Let’s now take a look at what the request returns, by analyzing the .text property:

# Analyzing the Text of the Request
import requests
resp = requests.post('https://httpbin.org/post', data={'website': 'datagy.io'})
print(resp.text)

# Returns:
# {
#   "args": {}, 
#   "data": "", 
#   "files": {}, 
#   "form": {
#     "website": "datagy.io"
#   }, 
#   "headers": {
#     "Accept": "*/*", 
#     "Accept-Encoding": "gzip, deflate, br", 
#     "Content-Length": "17", 
#     "Content-Type": "application/x-www-form-urlencoded", 
#     "Host": "httpbin.org", 
#     "User-Agent": "python-requests/2.27.1", 
#     "X-Amzn-Trace-Id": ""
#   }, 
#   "json": null, 
#   "origin": "", 
#   "url": "https://httpbin.org/post"
# }

From this, we can see that request was passed in as a 'form' type. It may not always be ideal to pass data in as a form type. Because of this, you can specify the type of data passed in via the request.post() function headers.

Passing Headers into a Python requests POST Function

The headers= parameter in the requests.post() function allows you to specify the type of data being passed in. For example, we can specify the content-type of the data. Let’s see how we can pass a JSON-formatted string into our function and specify the content type:

# Specifying the Content Type of a POST Request
import requests
import json
resp = requests.post(
    'https://httpbin.org/post', 
    data=json.dumps({'website': 'datagy.io'}),
    headers={"Content-Type": "application/json"})

print(resp)

# Returns: <Response [200]>

Let’s break down what we did above:

  1. We passed in a JSON-formatted string into the data= parameter
  2. We passed in headers that directly the request to pass in JSON data a

When working with JSON-data, this can feel a little complex. Because of how often you’ll pass JSON data into the request, the requests library has a simple way of handling this.

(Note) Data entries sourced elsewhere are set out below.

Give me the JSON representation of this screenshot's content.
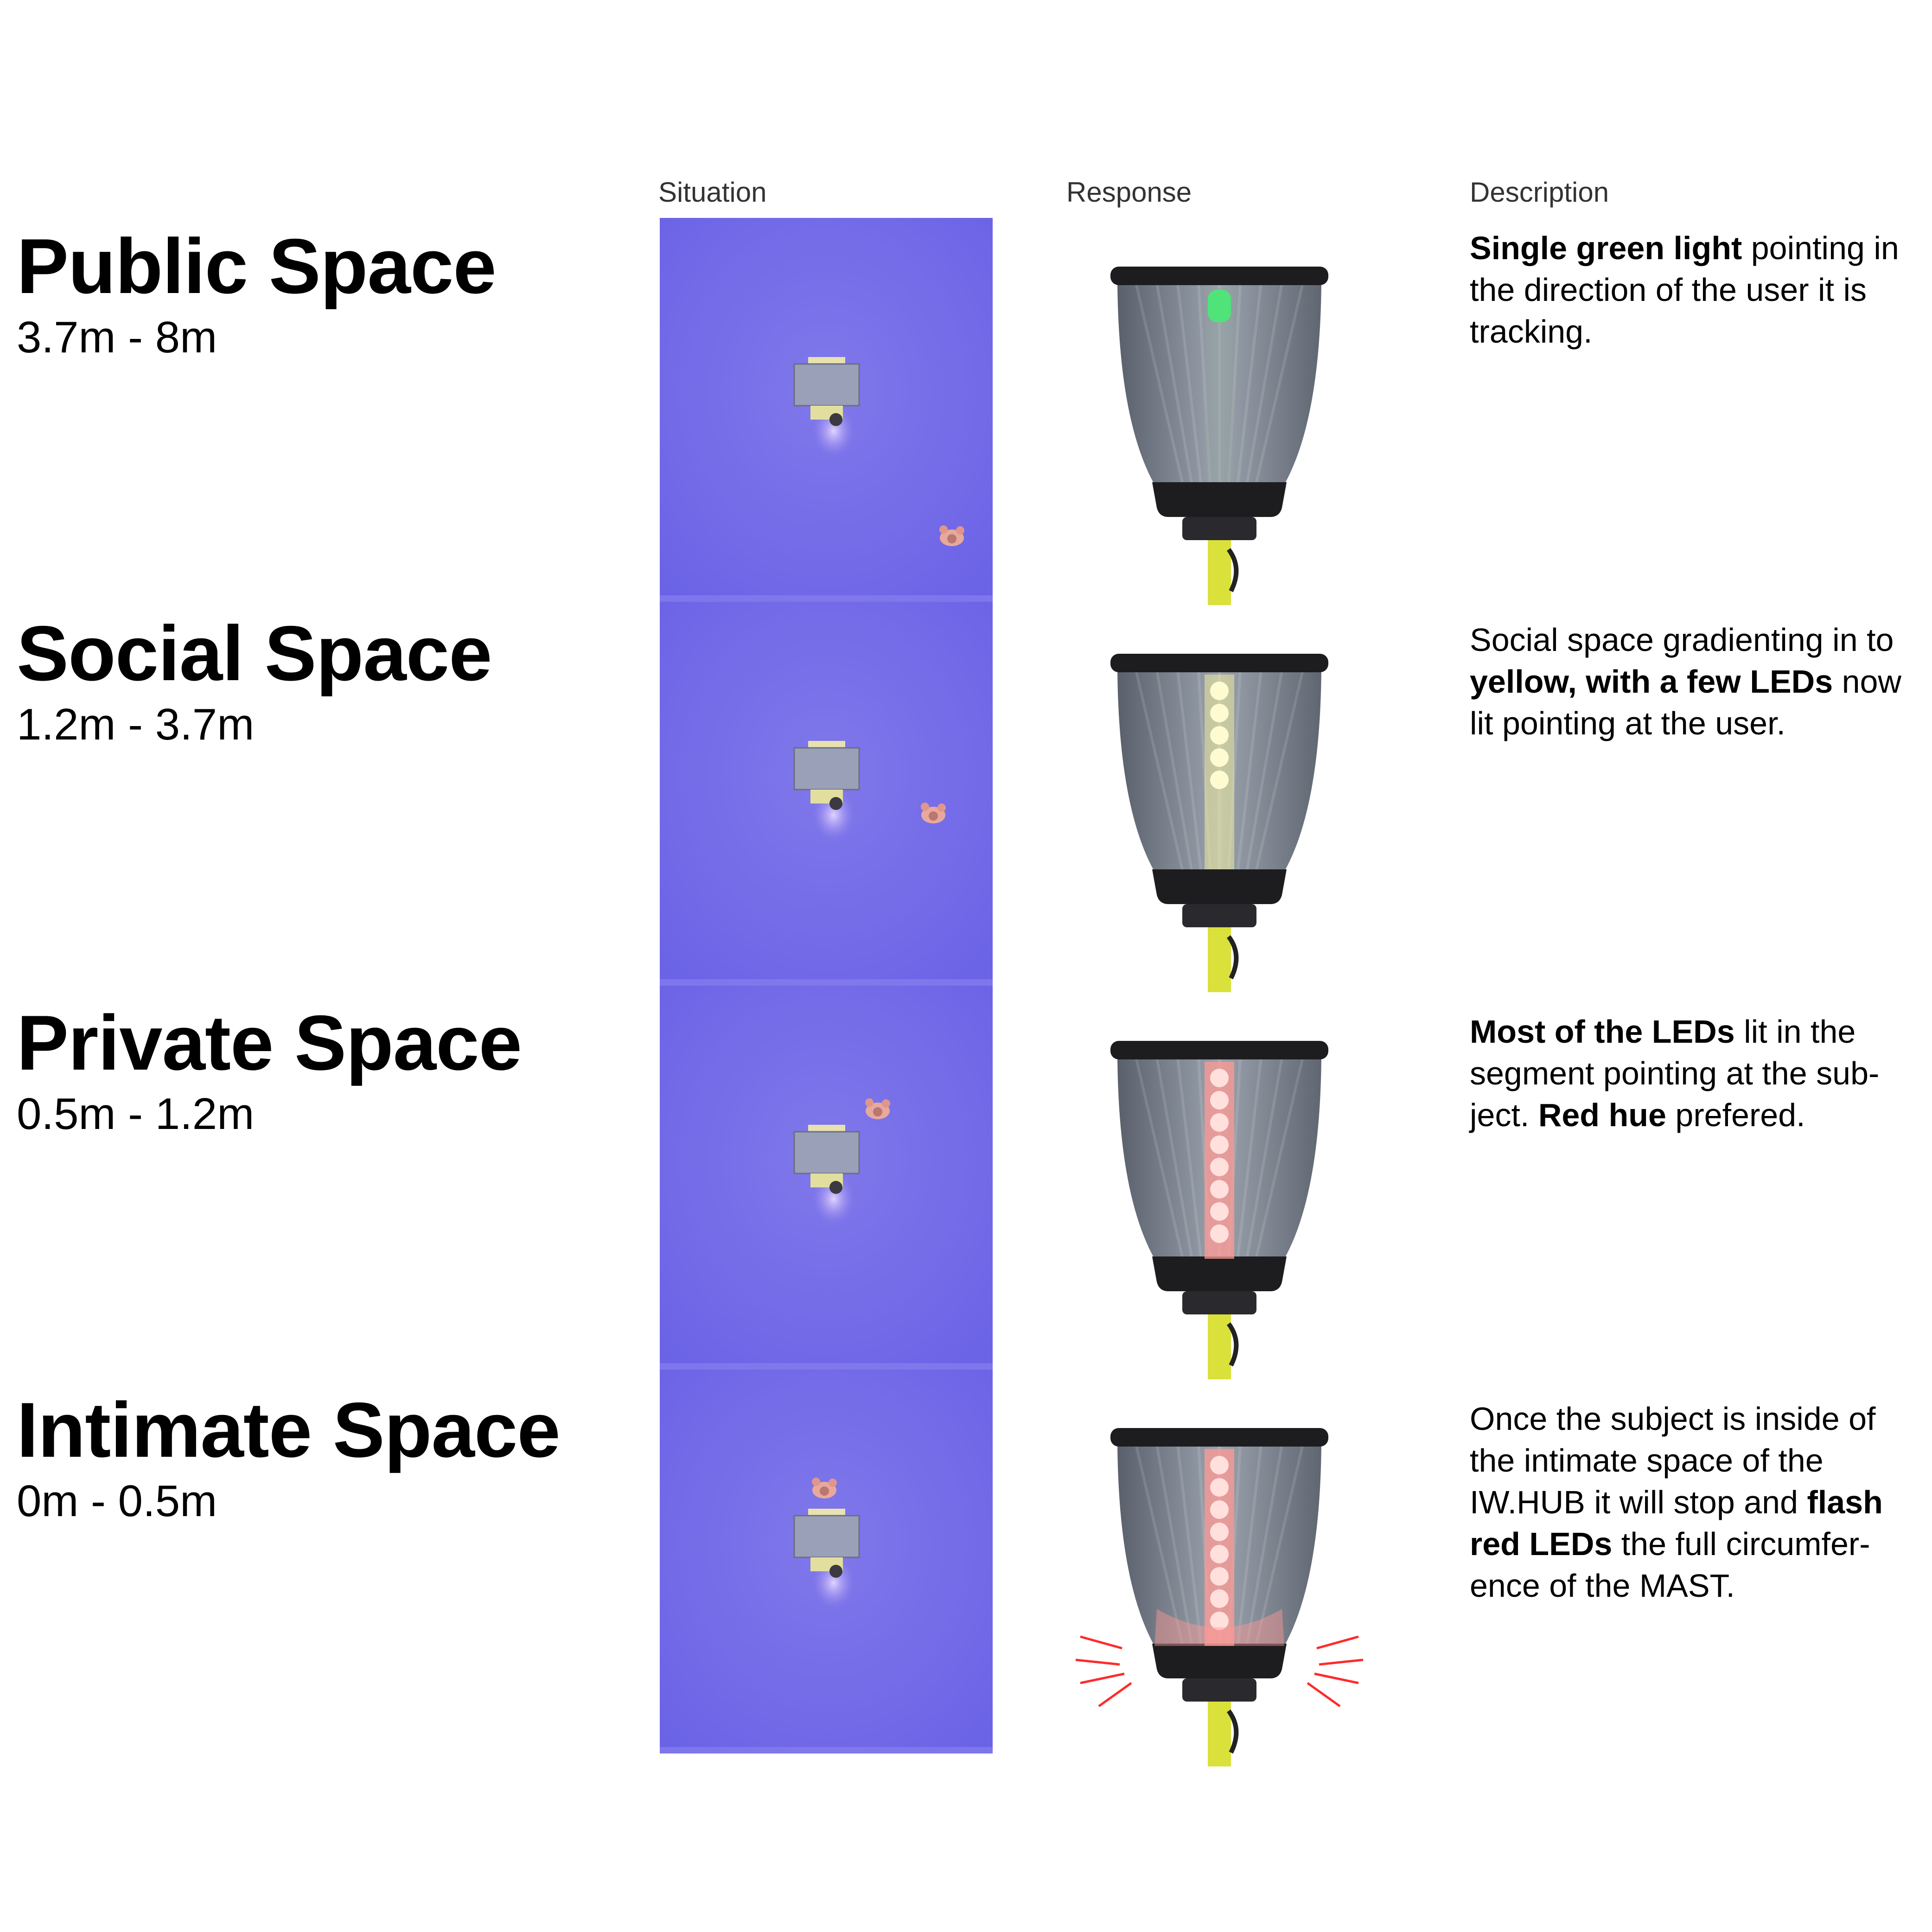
{
  "columns": {
    "situation": "Situation",
    "response": "Response",
    "description": "Description"
  },
  "colors": {
    "floor": "#6b63e6",
    "floor_light": "#8078ea",
    "shell": "#7f8794",
    "rim": "#1d1d1f",
    "pole": "#d9e13a",
    "green": "#4fe37a",
    "yellow": "#f4f29a",
    "red": "#ff9a94",
    "flash": "#ff2a2a"
  },
  "zones": [
    {
      "title": "Public Space",
      "range": "3.7m - 8m",
      "light": "green",
      "description": [
        {
          "text": "Single green light",
          "bold": true
        },
        {
          "text": " pointing in the direction of the user it is tracking.",
          "bold": false
        }
      ]
    },
    {
      "title": "Social Space",
      "range": "1.2m - 3.7m",
      "light": "yellow",
      "description": [
        {
          "text": "Social space gradienting in to ",
          "bold": false
        },
        {
          "text": "yellow, with a few LEDs",
          "bold": true
        },
        {
          "text": " now lit pointing at the user.",
          "bold": false
        }
      ]
    },
    {
      "title": "Private Space",
      "range": "0.5m - 1.2m",
      "light": "red",
      "description": [
        {
          "text": "Most of the LEDs",
          "bold": true
        },
        {
          "text": " lit in the segment pointing at the sub-ject. ",
          "bold": false
        },
        {
          "text": "Red hue",
          "bold": true
        },
        {
          "text": " prefered.",
          "bold": false
        }
      ]
    },
    {
      "title": "Intimate Space",
      "range": "0m - 0.5m",
      "light": "red-flash",
      "description": [
        {
          "text": "Once the subject is inside of the intimate space of the IW.HUB it will stop and ",
          "bold": false
        },
        {
          "text": "flash red LEDs",
          "bold": true
        },
        {
          "text": " the full circumfer-ence of the MAST.",
          "bold": false
        }
      ]
    }
  ]
}
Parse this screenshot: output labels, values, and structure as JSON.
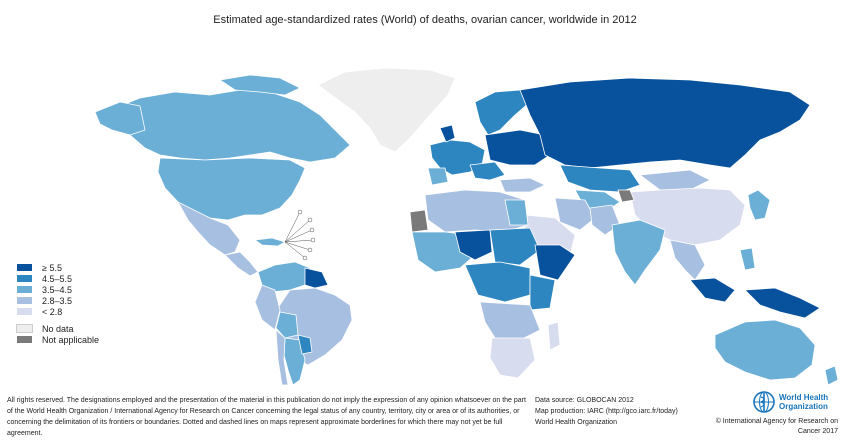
{
  "title": "Estimated age-standardized rates (World) of deaths, ovarian cancer, worldwide in 2012",
  "colors": {
    "c1": "#08519c",
    "c2": "#2e86c1",
    "c3": "#6baed6",
    "c4": "#a7bfe0",
    "c5": "#d8dcef",
    "nodata": "#eeeeee",
    "na": "#7a7a7a",
    "border": "#ffffff"
  },
  "legend": {
    "items": [
      {
        "label": "≥ 5.5",
        "color": "#08519c"
      },
      {
        "label": "4.5–5.5",
        "color": "#2e86c1"
      },
      {
        "label": "3.5–4.5",
        "color": "#6baed6"
      },
      {
        "label": "2.8–3.5",
        "color": "#a7bfe0"
      },
      {
        "label": "< 2.8",
        "color": "#d8dcef"
      }
    ],
    "extra": [
      {
        "label": "No data",
        "color": "#eeeeee"
      },
      {
        "label": "Not applicable",
        "color": "#7a7a7a"
      }
    ]
  },
  "footer": {
    "disclaimer": "All rights reserved. The designations employed and the presentation of the material in this publication do not imply the expression of any opinion whatsoever on the part of the World Health Organization / International Agency for Research on Cancer concerning the legal status of any country, territory, city or area or of its authorities, or concerning the delimitation of its frontiers or boundaries. Dotted and dashed lines on maps represent approximate borderlines for which there may not yet be full agreement.",
    "data_source": "Data source: GLOBOCAN 2012",
    "map_production": "Map production: IARC (http://gco.iarc.fr/today)",
    "org": "World Health Organization",
    "copyright": "© International Agency for Research on Cancer 2017",
    "logo_line1": "World Health",
    "logo_line2": "Organization"
  }
}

Sending JSON Data with Python requests

Because of how often you may want to pass in JSON data into a POST request, Python handles this quite easily. Rather than passing data into the data=, you can pass JSON data directly into the json= parameter. This handles configuring the rest of the function to encode the data appropriately.

Let’s see how we can post JSON data using the requests.post() function:

# Sending JSON Data with the json.post() Function
import requests
import json
resp = requests.post(
    'https://httpbin.org/post', 
    json={'website': 'datagy.io'},
)

print(resp)

# Returns: <Response [200]>

In the function call above, we passed a dictionary into the json= parameter, which allowed the function to convert it into a JSON object.

Conclusion

In this tutorial, you learned how to use the Python requests library to send a POST request via the post() function. You first learned what a POST request is and how the post() function works. Then, you learned how to create your first POST request using the httpbin.org website. Then, you learned how to customize your POST request by passing in data, headers, and JSON-formatted data.